Pandu (Psychological Science Accelerator: Delightful Collaboration) – Juni 2019

PANDU adalah kependekan dari:

PsychologicAl scieNce accelerator: DelightfUl collaboration

Saya menambahkan Delightful Collaboration di sini sebagai tagline PSA di Indonesia yang menekankan bahwa PSA ini kolaborasi yang sangat menyenangkan.

Meskipun terkesan “Jawasentris”, tetapi PANDU juga punya arti yang bagus:
pan·du1 n 1 penunjuk jalan; perintis jalan

Bukankah ini sebuah perintis jalan bagi komunitas psikologi kita?

NILA (Nuances of Indonesian Language) – Februari 2020

Menanggapi diskusi di WhatsApp Group PPJB-SIP (Perkumpulan Pengelola Jurnal Bahasa dan Sastra Indonesia serta Pengajarannya), di mana saya merupakan salah seorang anggota Dewan Pakarnya, terkhusus memberikan tanggapan terhadap Bapak Wahyudi Rahmat mengenai maksud perlu diadakannya sebuah jurnal baru, saya menyampaikan ihwal sebagai berikut:

Istilah language nuances  saya pelajari dari sini : Language Nuances and Socioeconomic Outcomes (maknanya bisa luas)  setelah mencoba memahami diskusi teman-teman.

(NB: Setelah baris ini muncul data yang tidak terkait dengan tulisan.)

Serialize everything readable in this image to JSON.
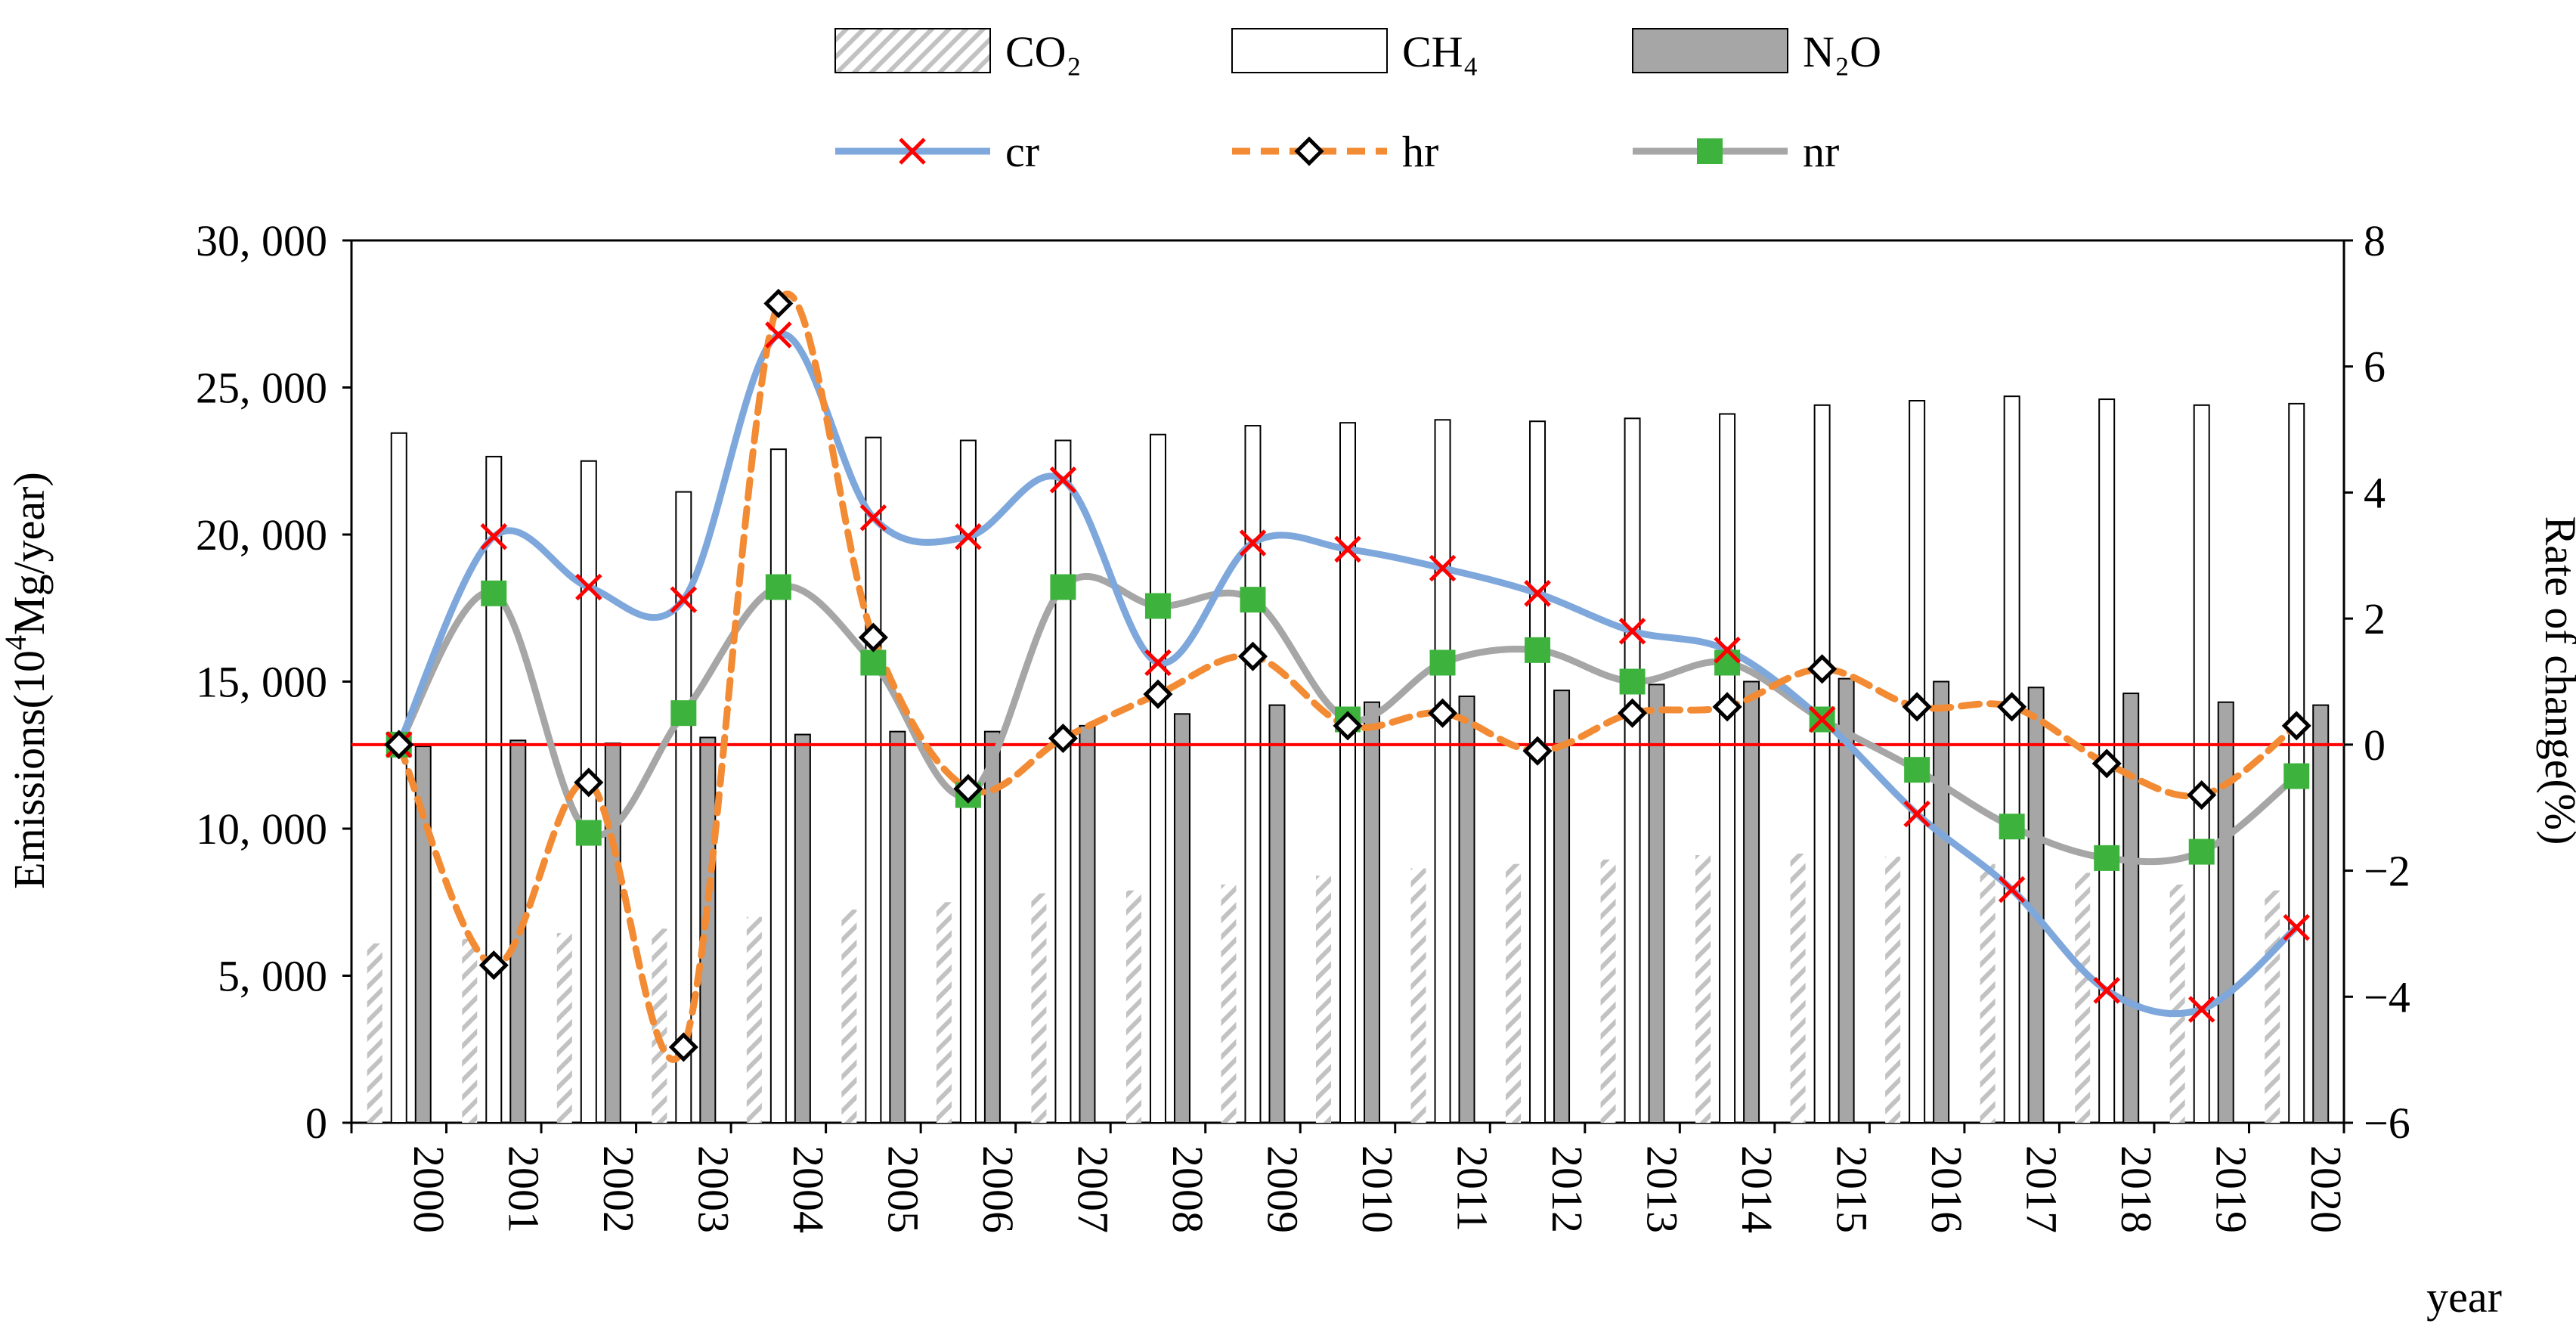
{
  "chart_data": {
    "type": "bar+line",
    "categories": [
      "2000",
      "2001",
      "2002",
      "2003",
      "2004",
      "2005",
      "2006",
      "2007",
      "2008",
      "2009",
      "2010",
      "2011",
      "2012",
      "2013",
      "2014",
      "2015",
      "2016",
      "2017",
      "2018",
      "2019",
      "2020"
    ],
    "bar_series": [
      {
        "name": "CO₂",
        "values": [
          6100,
          6250,
          6450,
          6600,
          7000,
          7250,
          7500,
          7800,
          7900,
          8100,
          8400,
          8650,
          8800,
          8950,
          9100,
          9150,
          9050,
          8800,
          8500,
          8100,
          7900
        ]
      },
      {
        "name": "CH₄",
        "values": [
          23450,
          22650,
          22500,
          21450,
          22900,
          23300,
          23200,
          23200,
          23400,
          23700,
          23800,
          23900,
          23850,
          23950,
          24100,
          24400,
          24550,
          24700,
          24600,
          24400,
          24450
        ]
      },
      {
        "name": "N₂O",
        "values": [
          12800,
          13000,
          12900,
          13100,
          13200,
          13300,
          13300,
          13500,
          13900,
          14200,
          14300,
          14500,
          14700,
          14900,
          15000,
          15100,
          15000,
          14800,
          14600,
          14300,
          14200
        ]
      }
    ],
    "line_series": [
      {
        "name": "cr",
        "values": [
          0.0,
          3.3,
          2.5,
          2.3,
          6.5,
          3.6,
          3.3,
          4.2,
          1.3,
          3.2,
          3.1,
          2.8,
          2.4,
          1.8,
          1.5,
          0.4,
          -1.1,
          -2.3,
          -3.9,
          -4.2,
          -2.9
        ]
      },
      {
        "name": "hr",
        "values": [
          0.0,
          -3.5,
          -0.6,
          -4.8,
          7.0,
          1.7,
          -0.7,
          0.1,
          0.8,
          1.4,
          0.3,
          0.5,
          -0.1,
          0.5,
          0.6,
          1.2,
          0.6,
          0.6,
          -0.3,
          -0.8,
          0.3
        ]
      },
      {
        "name": "nr",
        "values": [
          0.0,
          2.4,
          -1.4,
          0.5,
          2.5,
          1.3,
          -0.8,
          2.5,
          2.2,
          2.3,
          0.4,
          1.3,
          1.5,
          1.0,
          1.3,
          0.4,
          -0.4,
          -1.3,
          -1.8,
          -1.7,
          -0.5
        ]
      }
    ],
    "ylabel": "Emissions(10⁴Mg/year)",
    "ylabel_parts": [
      "Emissions(10",
      "4",
      "Mg/year)"
    ],
    "y2label": "Rate of change(%)",
    "xlabel": "year",
    "ylim": [
      0,
      30000
    ],
    "y2lim": [
      -6,
      8
    ],
    "y_ticks": [
      "0",
      "5, 000",
      "10, 000",
      "15, 000",
      "20, 000",
      "25, 000",
      "30, 000"
    ],
    "y_tick_values": [
      0,
      5000,
      10000,
      15000,
      20000,
      25000,
      30000
    ],
    "y2_ticks": [
      "−6",
      "−4",
      "−2",
      "0",
      "2",
      "4",
      "6",
      "8"
    ],
    "y2_tick_values": [
      -6,
      -4,
      -2,
      0,
      2,
      4,
      6,
      8
    ],
    "reference_line_y2": 0,
    "legend_position": "top",
    "grid": false
  },
  "colors": {
    "cr": "#7ea7dc",
    "hr": "#f28b33",
    "nr": "#a6a6a6",
    "cr_marker": "#ff0000",
    "nr_marker": "#3db33d",
    "n2o_bar": "#a6a6a6",
    "co2_hatch": "#bfbfbf",
    "zero_line": "#ff0000"
  }
}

Jadi naskah akademik sebagai pertanggungjawaban nama lebih-kurangnya sudah ada, bisa merujuk ke artikel tersebut. Ada juga artikel ini : Language nuances, trust and economic growth. Penggunaan istilah language nuances juga ternyata relevan di dunia ICT era 4.0 ini. Misalnya, guna menunjukkan “perjuangan” teknologi untuk menangkap “dunia manusia”: Can machines cope with language nuances?